Bei kleinen Läsionen in kosmetisch sensiblen Bereichen oder bei Läsionen bei Kindern können Ärzte in Erwägung ziehen nichtoperative Behandlung mit einem gepulsten Farbstofflaser, Ablation mit einem CO2-Laser oder Elektrokauter bei Lasertherapie nicht verfügbar.
Eine ärztliche Behandlung wird in der Regel nicht empfohlen. Es wurden verschiedene lokale oder intraläsionale Behandlungen mit unterschiedlichen Reaktionen verwendet. Dazu gehören topische Imiquimod-Creme, Alitretinoin-Gel, Timolol, Propranolol und sogar Phenole zur Behandlung periungualer Läsionen. Intrafokale Injektionen Kortikosteroide, Sklerosierungsmittel wie Ethanolaminoleat, Natriumtetradecylsulfat, Polidocanol und Bleomycin haben bei Patienten eine sporadische Verbesserung gezeigt.

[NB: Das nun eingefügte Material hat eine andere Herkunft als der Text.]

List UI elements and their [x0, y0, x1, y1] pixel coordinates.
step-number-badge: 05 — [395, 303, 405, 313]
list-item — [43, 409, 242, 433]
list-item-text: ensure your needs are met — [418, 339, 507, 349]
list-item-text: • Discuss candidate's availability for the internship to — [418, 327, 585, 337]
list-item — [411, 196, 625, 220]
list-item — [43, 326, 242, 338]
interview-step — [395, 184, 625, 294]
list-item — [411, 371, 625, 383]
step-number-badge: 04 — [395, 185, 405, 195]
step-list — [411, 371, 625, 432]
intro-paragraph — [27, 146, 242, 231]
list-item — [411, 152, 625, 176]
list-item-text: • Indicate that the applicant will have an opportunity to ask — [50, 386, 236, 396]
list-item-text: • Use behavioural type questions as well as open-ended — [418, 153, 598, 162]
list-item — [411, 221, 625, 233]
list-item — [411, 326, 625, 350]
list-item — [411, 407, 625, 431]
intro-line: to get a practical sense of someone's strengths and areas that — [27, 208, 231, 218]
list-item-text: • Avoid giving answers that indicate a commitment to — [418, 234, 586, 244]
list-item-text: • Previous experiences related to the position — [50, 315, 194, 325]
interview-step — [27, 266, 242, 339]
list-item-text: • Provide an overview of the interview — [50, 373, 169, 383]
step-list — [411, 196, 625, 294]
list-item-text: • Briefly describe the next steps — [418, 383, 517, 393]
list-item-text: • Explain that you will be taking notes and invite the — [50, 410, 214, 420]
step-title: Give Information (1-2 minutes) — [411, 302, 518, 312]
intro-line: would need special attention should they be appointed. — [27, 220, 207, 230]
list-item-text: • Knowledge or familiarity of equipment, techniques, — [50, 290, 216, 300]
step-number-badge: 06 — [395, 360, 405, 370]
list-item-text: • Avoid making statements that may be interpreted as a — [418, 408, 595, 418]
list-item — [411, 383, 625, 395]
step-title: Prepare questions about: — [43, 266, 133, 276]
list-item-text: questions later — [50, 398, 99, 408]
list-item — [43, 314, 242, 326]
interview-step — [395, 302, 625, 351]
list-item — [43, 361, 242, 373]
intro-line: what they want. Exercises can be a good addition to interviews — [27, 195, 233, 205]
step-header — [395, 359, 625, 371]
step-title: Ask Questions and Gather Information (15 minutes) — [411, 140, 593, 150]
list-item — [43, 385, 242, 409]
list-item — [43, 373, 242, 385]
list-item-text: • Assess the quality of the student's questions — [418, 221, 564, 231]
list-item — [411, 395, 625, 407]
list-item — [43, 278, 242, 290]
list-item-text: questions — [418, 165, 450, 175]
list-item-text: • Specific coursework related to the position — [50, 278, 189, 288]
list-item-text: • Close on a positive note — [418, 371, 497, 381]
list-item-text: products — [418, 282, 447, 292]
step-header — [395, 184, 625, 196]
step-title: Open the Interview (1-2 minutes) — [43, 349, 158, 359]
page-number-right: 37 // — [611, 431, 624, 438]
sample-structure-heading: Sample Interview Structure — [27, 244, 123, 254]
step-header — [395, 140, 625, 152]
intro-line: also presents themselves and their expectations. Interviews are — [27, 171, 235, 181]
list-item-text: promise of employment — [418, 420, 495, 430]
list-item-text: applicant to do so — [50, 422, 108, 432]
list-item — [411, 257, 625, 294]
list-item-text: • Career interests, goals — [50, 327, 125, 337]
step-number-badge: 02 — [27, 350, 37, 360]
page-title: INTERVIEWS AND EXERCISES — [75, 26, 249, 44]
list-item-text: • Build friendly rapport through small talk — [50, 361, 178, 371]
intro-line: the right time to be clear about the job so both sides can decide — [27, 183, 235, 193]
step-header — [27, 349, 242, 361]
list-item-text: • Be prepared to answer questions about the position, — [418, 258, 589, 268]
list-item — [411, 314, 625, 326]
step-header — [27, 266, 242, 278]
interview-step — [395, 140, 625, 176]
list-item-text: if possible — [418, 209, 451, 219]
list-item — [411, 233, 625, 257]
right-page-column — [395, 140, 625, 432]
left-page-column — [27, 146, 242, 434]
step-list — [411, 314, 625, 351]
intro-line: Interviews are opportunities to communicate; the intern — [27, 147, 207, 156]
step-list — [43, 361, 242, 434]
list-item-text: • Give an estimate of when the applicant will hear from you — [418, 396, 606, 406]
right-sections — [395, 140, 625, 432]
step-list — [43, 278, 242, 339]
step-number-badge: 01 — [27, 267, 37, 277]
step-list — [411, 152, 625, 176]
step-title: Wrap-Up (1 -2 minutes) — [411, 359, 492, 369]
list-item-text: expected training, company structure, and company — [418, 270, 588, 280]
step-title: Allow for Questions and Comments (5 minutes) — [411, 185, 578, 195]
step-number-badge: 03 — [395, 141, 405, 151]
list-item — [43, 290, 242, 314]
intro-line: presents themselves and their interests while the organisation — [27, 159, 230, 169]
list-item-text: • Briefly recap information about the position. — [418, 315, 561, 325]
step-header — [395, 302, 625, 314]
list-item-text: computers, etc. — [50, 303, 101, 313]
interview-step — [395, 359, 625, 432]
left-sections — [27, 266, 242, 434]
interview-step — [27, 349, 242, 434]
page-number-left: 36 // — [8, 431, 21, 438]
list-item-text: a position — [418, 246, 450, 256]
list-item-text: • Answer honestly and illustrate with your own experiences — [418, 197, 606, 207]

Bei medikamentös bedingten Schwangerschaften oder lobulären Kapillarhämangiomen ist die Rückfallrate nach der Behandlung höher. Wenn möglich, sollten Sie die Einnahme von Medikamenten abbrechen. Bei Patienten, die Krebsmedikamente einnehmen, die nicht abgesetzt werden können, ist die Behandlung symptomatisch.
Vorhersage
Die Läsionen haben kein malignes Potenzial. Da sie sich jedoch nicht spontan zurückbilden und bluten, ulzerieren oder kosmetische Missbildungen verursachen können, kann aus diesen Gründen eine Behandlung erforderlich sein. Orale pyogene Granulome, die bei Schwangeren auftreten, bilden sich in der Regel nach der Geburt zurück.
Eine partielle Resektion durch Exzision nach der Rasur oder Kürettage kann in Zukunft zu einem Rezidiv führen; daher wird eine vollständige primäre Exzision bevorzugt. Bei einem Rezidiv ist eine vollständige operative Entfernung erforderlich.
Komplikationen
Mögliche Komplikationen des lobulären kapillären Hämangioms sind:
- Geschwürbildung;
- Blutung durch Trauma in die Läsion;
- sekundäre Infektionen;
- kosmetische Entstellung, die den Patienten psychisch belasten kann, insbesondere wenn sich die Läsion im Gesicht befindet.